Tuesday, May 12, 2009

did I just see that?

I caught some of the Johnny Depp/Roman Polanski movie The Ninth Gate last night and tuned in just in time to see one of the stranger scenes, where Emanuelle Seigner flies to Depp's rescue on the banks of the Seine. The movies is adapted from just the supernatural aspect of a novel I really liked by Arturo Perez-Reverte, The Club Dumas.It made me think of some other movies that I have watched more than once because of a perplexing scene, performance, plot, or all of the above. These mysteries actually make the films more appealing - a riddle you can never quite decipher.

River Phoenix's performance and his interactions with Samantha Mathis make Peter Bogdonavich's The Thing Called Love something beyond a youthful romance picture. Ostensibly about young musicians trying to break into the country music scene (and there's some great music), the film really becomes a struggle to understand why this romance sometimes just won't, and sometimes does, work. I can never totally figure it out, and it seems, neither can they.


The Big Sleep and Beat the Devil are two puzzlers from Humphrey Bogart. Maybe not the greatest of his movies, but definitely enjoyable to watch him parry with his costars, especially Lauren Bacall and Jennifer Jones (pretending to be Vivien Leigh?).

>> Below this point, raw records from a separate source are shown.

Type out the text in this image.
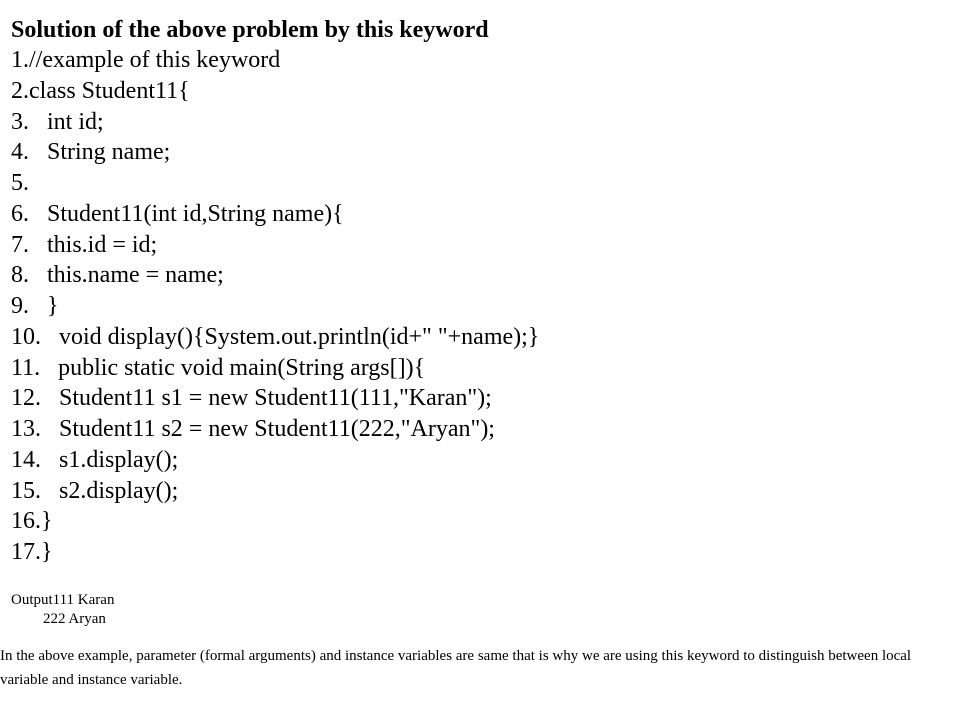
Solution of the above problem by this keyword
1.//example of this keyword
2.class Student11{
3.   int id;
4.   String name;
5.
6.   Student11(int id,String name){
7.   this.id = id;
8.   this.name = name;
9.   }
10.   void display(){System.out.println(id+" "+name);}
11.   public static void main(String args[]){
12.   Student11 s1 = new Student11(111,"Karan");
13.   Student11 s2 = new Student11(222,"Aryan");
14.   s1.display();
15.   s2.display();
16.}
17.}
Output111 Karan
222 Aryan
In the above example, parameter (formal arguments) and instance variables are same that is why we are using this keyword to distinguish between local variable and instance variable.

I remember watching Elia Kazan's The Last Tycoon a few times, trying to work out why Robert DeNiro couldn't quite understand or hold onto an elusive girl. It's from an unfinished story by F. Scott Fitgerald, which might be a factor, but more, I think, this movie illustrates the elusive, temporary nature of all movies and why we come back for repeat viewings, to re-experience them. Sort of like reliving memories. Or past romances. It also has one of my favorite scenes about the power of movies.